Fertile Soil brings gospel, bluegrass to Miller House
When Dicky DeGrange, 58, was younger, he watched “Hee Haw,” which starred renowned banjo picker Roy Clark.
“I saw that and said, ‘I’m going to learn how to play that,’” said DeGrange, of Hagerstown.
He was 20 when he walked into Carpenter’s World of Music, which was then in Valley Mall in Halfway, and bought a banjo for $140. But he needed someone to teach him how to play the string instrument.
“And I got one of the best teachers around, Bill Davis,” DeGrange recalled.
For three hours a day, DeGrange practiced, and he continued his lessons with Davis for nine years.
It seems what Davis taught DeGrange all those years ago stuck because he still plays banjo, now is a member of the bluegrass-gospel band Fertile Soil.
Fertile Soil will perform Saturday, Jan. 29, at Bluegrass and Blue Jeans at the Miller House in downtown Hagerstown. The event is from 2 to 4 p.m., and the cost to attend is $5.
Planting the seed
In addition to DeGrange, Fertile Soil includes Pat Ricker on bass; Brian Bonham on guitar; and Paul Beard on resonator guitar.
The band started about 18 years ago, a few years after DeGrange moved to Hagerstown. He was looking for others with whom to play gospel music.
“I grew up in the church,” he said. “I had a really close connection to gospel music.”
He also wanted to start a band. He met Ricker and Beard, who shared a common interest in music, and they came over to his house for a pickin’ session or two.
“We started jamming at my house on Wednesday nights,” DeGrange said.
They decided that they needed to play a gig.
“We got one gig, and then it turned into another gig, and we kept going,” he said.
In the beginning, they played mostly country music, but DeGrange said they found more and more of the churches at which they performed wanted to hear old-time gospel favorites like “Foggy Mountain Breakdown.”
That’s when they started playing more bluegrass, but DeGrange was quick to point out, “it’s more upbeat than old-time whiny bluegrass; more of a modern bluegrass.”
Fertile Soil plays a mixture of originals and covers with their own spin.
Although DeGrange played French horn and trumpet in high school, he doesn’t read music for the banjo, so he plays by ear.
When band members decided to do their own cover of Merle Haggard’s “Mama Tried,” DeGrange said they listened to the song and decided to make the banjo take the lead that was meant to be a guitar solo.
Looking back, DeGrange said that was the path he was meant to be on because he had an early opportunity to play on open stages, but was never asked to play in any bands.
“The saving grace was that it never drew me into that lifestyle,” he said. “Because when I became saved, I was supposed to play music within light. A month after me coming to the Lord, a man approached me to be in their gospel group.”
Band of brothers
What has made the group survive all these years is respect for one another, DeGrange said.

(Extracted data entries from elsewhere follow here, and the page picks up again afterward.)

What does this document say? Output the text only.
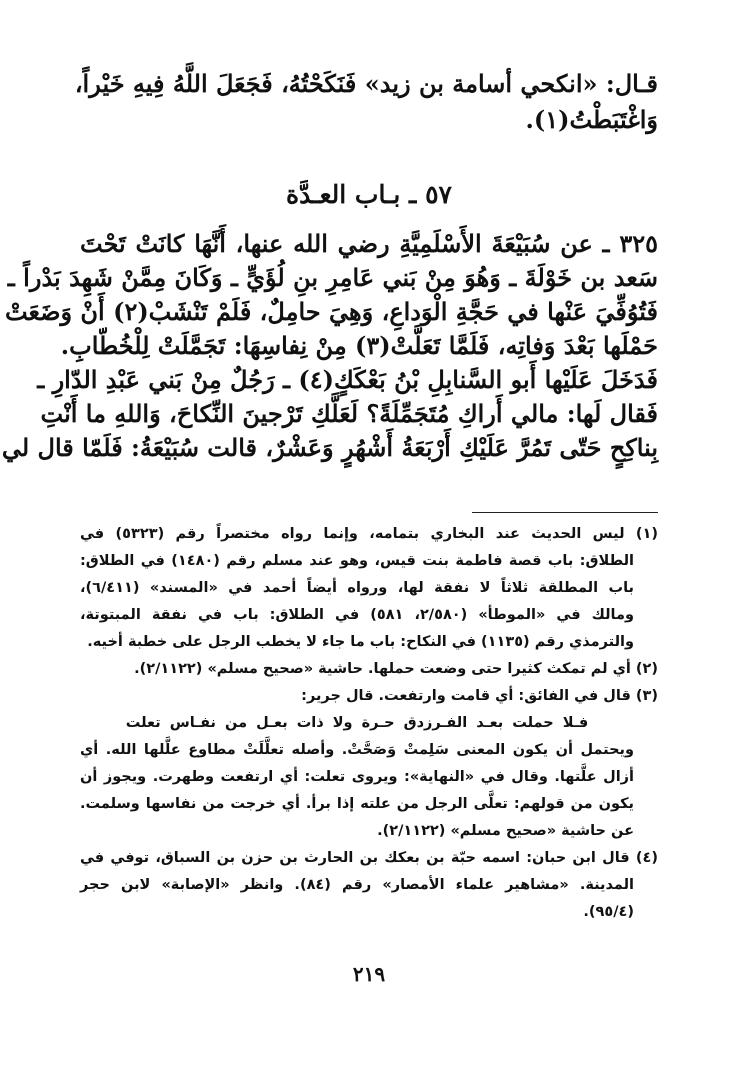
قـال: «انكحي أسامة بن زيد» فَنَكَحْتُهُ، فَجَعَلَ اللَّهُ فِيهِ خَيْراً،
وَاغْتَبَطْتُ(١).
٥٧ ـ بـاب العـدَّة
٣٢٥ ـ عن سُبَيْعَةَ الأَسْلَمِيَّةِ رضي الله عنها، أَنَّهَا كانَتْ تَحْتَ
سَعد بن خَوْلَةَ ـ وَهُوَ مِنْ بَني عَامِرِ بنِ لُؤَيٍّ ـ وَكَانَ مِمَّنْ شَهِدَ بَدْراً ـ
فَتُوُفِّيَ عَنْها في حَجَّةِ الْوَداعِ، وَهِيَ حامِلٌ، فَلَمْ تَنْشَبْ(٢) أَنْ وَضَعَتْ
حَمْلَها بَعْدَ وَفاتِه، فَلَمَّا تَعَلَّتْ(٣) مِنْ نِفاسِهَا: تَجَمَّلَتْ لِلْخُطّابِ.
فَدَخَلَ عَلَيْها أَبو السَّنابِلِ بْنُ بَعْكَكٍ(٤) ـ رَجُلٌ مِنْ بَني عَبْدِ الدّارِ ـ
فَقال لَها: مالي أَراكِ مُتَجَمِّلَةً؟ لَعَلَّكِ تَرْجينَ النِّكاحَ، وَاللهِ ما أَنْتِ
بِناكِحٍ حَتّى تَمُرَّ عَلَيْكِ أَرْبَعَةُ أَشْهُرٍ وَعَشْرٌ، قالت سُبَيْعَةُ: فَلَمّا قال لي
(١) ليس الحديث عند البخاري بتمامه، وإنما رواه مختصراً رقم (٥٣٢٣) في
الطلاق: باب قصة فاطمة بنت قيس، وهو عند مسلم رقم (١٤٨٠) في الطلاق:
باب المطلقة ثلاثاً لا نفقة لها، ورواه أيضاً أحمد في «المسند» (٦/٤١١)،
ومالك في «الموطأ» (٢/٥٨٠، ٥٨١) في الطلاق: باب في نفقة المبتوتة،
والترمذي رقم (١١٣٥) في النكاح: باب ما جاء لا يخطب الرجل على خطبة أخيه.
(٢) أي لم تمكث كثيرا حتى وضعت حملها. حاشية «صحيح مسلم» (٢/١١٢٢).
(٣) قال في الفائق: أي قامت وارتفعت. قال جرير:
فـلا حملت بعـد الفـرزدق حـرة ولا ذات بعـل من نفـاس تعلت
ويحتمل أن يكون المعنى سَلِمتْ وَصَحَّتْ. وأصله تعلَّلَتْ مطاوع علَّلها الله. أي
أزال علَّتها. وقال في «النهاية»: ويروى تعلت: أي ارتفعت وطهرت. ويجوز أن
يكون من قولهم: تعلَّى الرجل من علته إذا برأ. أي خرجت من نفاسها وسلمت.
عن حاشية «صحيح مسلم» (٢/١١٢٢).
(٤) قال ابن حبان: اسمه حبّة بن بعكك بن الحارث بن حزن بن السباق، توفي في
المدينة. «مشاهير علماء الأمصار» رقم (٨٤). وانظر «الإصابة» لابن حجر
(٩٥/٤).
٢١٩
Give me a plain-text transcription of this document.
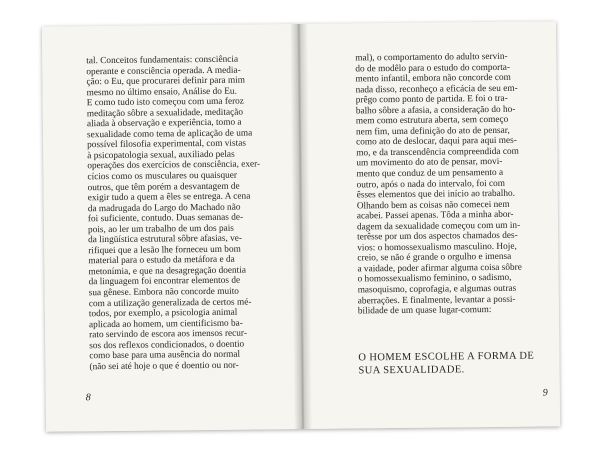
tal. Conceitos fundamentais: consciência
operante e consciência operada. A media-
ção: o Eu, que procurarei definir para mim
mesmo no último ensaio, Análise do Eu.
E como tudo isto começou com uma feroz
meditação sôbre a sexualidade, meditação
aliada à observação e experiência, tomo a
sexualidade como tema de aplicação de uma
possível filosofia experimental, com vistas
à psicopatologia sexual, auxiliado pelas
operações dos exercícios de consciência, exer-
cícios como os musculares ou quaisquer
outros, que têm porém a desvantagem de
exigir tudo a quem a êles se entrega. A cena
da madrugada do Largo do Machado não
foi suficiente, contudo. Duas semanas de-
pois, ao ler um trabalho de um dos pais
da lingüística estrutural sôbre afasias, ve-
rifiquei que a lesão lhe forneceu um bom
material para o estudo da metáfora e da
metonímia, e que na desagregação doentia
da linguagem foi encontrar elementos de
sua gênese. Embora não concorde muito
com a utilização generalizada de certos mé-
todos, por exemplo, a psicologia animal
aplicada ao homem, um cientificismo ba-
rato servindo de escora aos imensos recur-
sos dos reflexos condicionados, o doentio
como base para uma ausência do normal
(não sei até hoje o que é doentio ou nor-
8
mal), o comportamento do adulto servin-
do de modêlo para o estudo do comporta-
mento infantil, embora não concorde com
nada disso, reconheço a eficácia de seu em-
prêgo como ponto de partida. E foi o tra-
balho sôbre a afasia, a consideração do ho-
mem como estrutura aberta, sem começo
nem fim, uma definição do ato de pensar,
como ato de deslocar, daqui para aqui mes-
mo, e da transcendência compreendida com
um movimento do ato de pensar, movi-
mento que conduz de um pensamento a
outro, após o nada do intervalo, foi com
êsses elementos que dei início ao trabalho.
Olhando bem as coisas não comecei nem
acabei. Passei apenas. Tôda a minha abor-
dagem da sexualidade começou com um in-
terêsse por um dos aspectos chamados des-
vios: o homossexualismo masculino. Hoje,
creio, se não é grande o orgulho e imensa
a vaidade, poder afirmar alguma coisa sôbre
o homossexualismo feminino, o sadismo,
masoquismo, coprofagia, e algumas outras
aberrações. E finalmente, levantar a possi-
bilidade de um quase lugar-comum:
O HOMEM ESCOLHE A FORMA DE
SUA SEXUALIDADE.
9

“We became really, really good friends,” he said. “We kind of let each other play what we want to play.”
Sure, they “squabble like brothers, but it never gets to where we don’t want to see each other.”
He said there is more to the friendship than making music. The members hang out with each other and their families, and go out to dinner.

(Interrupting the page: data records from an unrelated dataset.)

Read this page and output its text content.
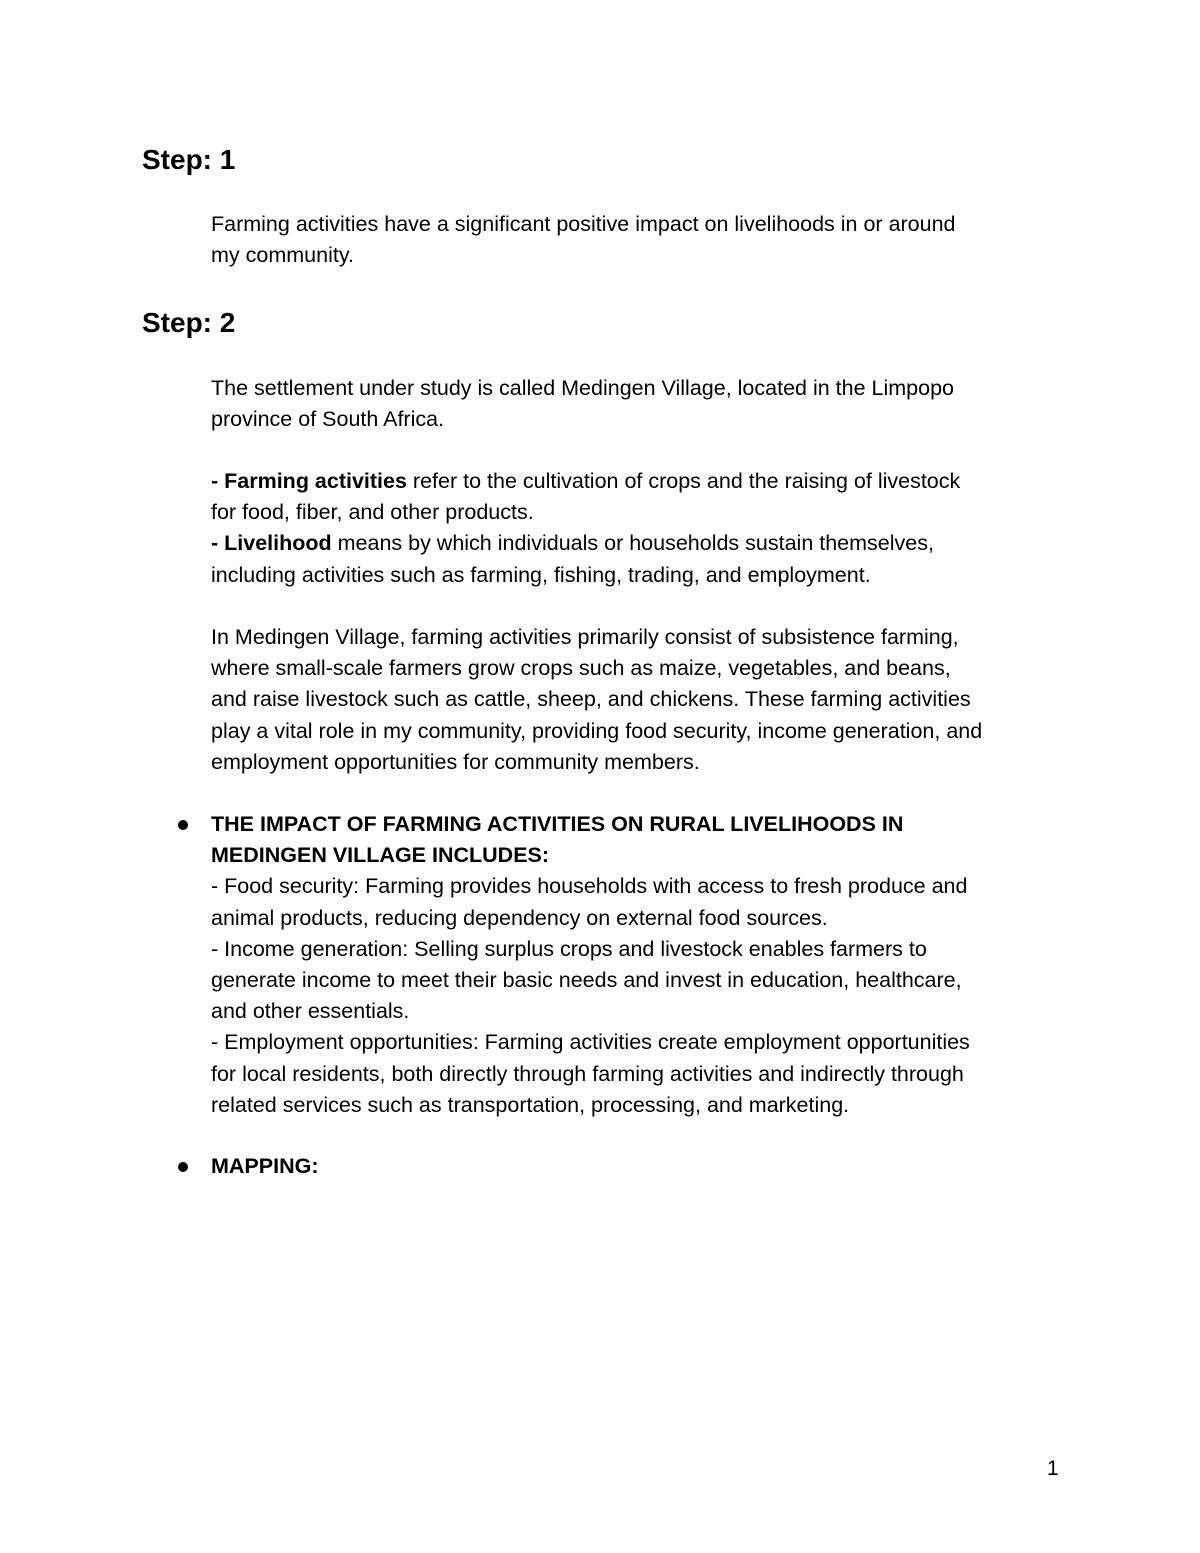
Step: 1
Farming activities have a significant positive impact on livelihoods in or around
my community.
Step: 2
The settlement under study is called Medingen Village, located in the Limpopo
province of South Africa.
- Farming activities refer to the cultivation of crops and the raising of livestock
for food, fiber, and other products.
- Livelihood means by which individuals or households sustain themselves,
including activities such as farming, fishing, trading, and employment.
In Medingen Village, farming activities primarily consist of subsistence farming,
where small-scale farmers grow crops such as maize, vegetables, and beans,
and raise livestock such as cattle, sheep, and chickens. These farming activities
play a vital role in my community, providing food security, income generation, and
employment opportunities for community members.
THE IMPACT OF FARMING ACTIVITIES ON RURAL LIVELIHOODS IN
MEDINGEN VILLAGE INCLUDES:
- Food security: Farming provides households with access to fresh produce and
animal products, reducing dependency on external food sources.
- Income generation: Selling surplus crops and livestock enables farmers to
generate income to meet their basic needs and invest in education, healthcare,
and other essentials.
- Employment opportunities: Farming activities create employment opportunities
for local residents, both directly through farming activities and indirectly through
related services such as transportation, processing, and marketing.
MAPPING:
1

“We’ve talked about how a lot of musicians fight and the bands break up,” he said. “We don’t think that’s important. We put our friendship first.”
DeGrange said the group is looking forward to returning to Bluegrass and Blue Jeans this year.
“I really liked that it was a select group of people who wanted to come to listen to music,” he said.
DeGrange promised that just because Fertile Soil plays bluegrass, it won’t perform music just from bluegrass artists. The guys also perform tunes by Cheap Trick in the band’s signature sound.
He’s hoping for a crowd as responsive as the one at last year’s event.
“I hope they’ll leave and they take with them a fond memory,” he said.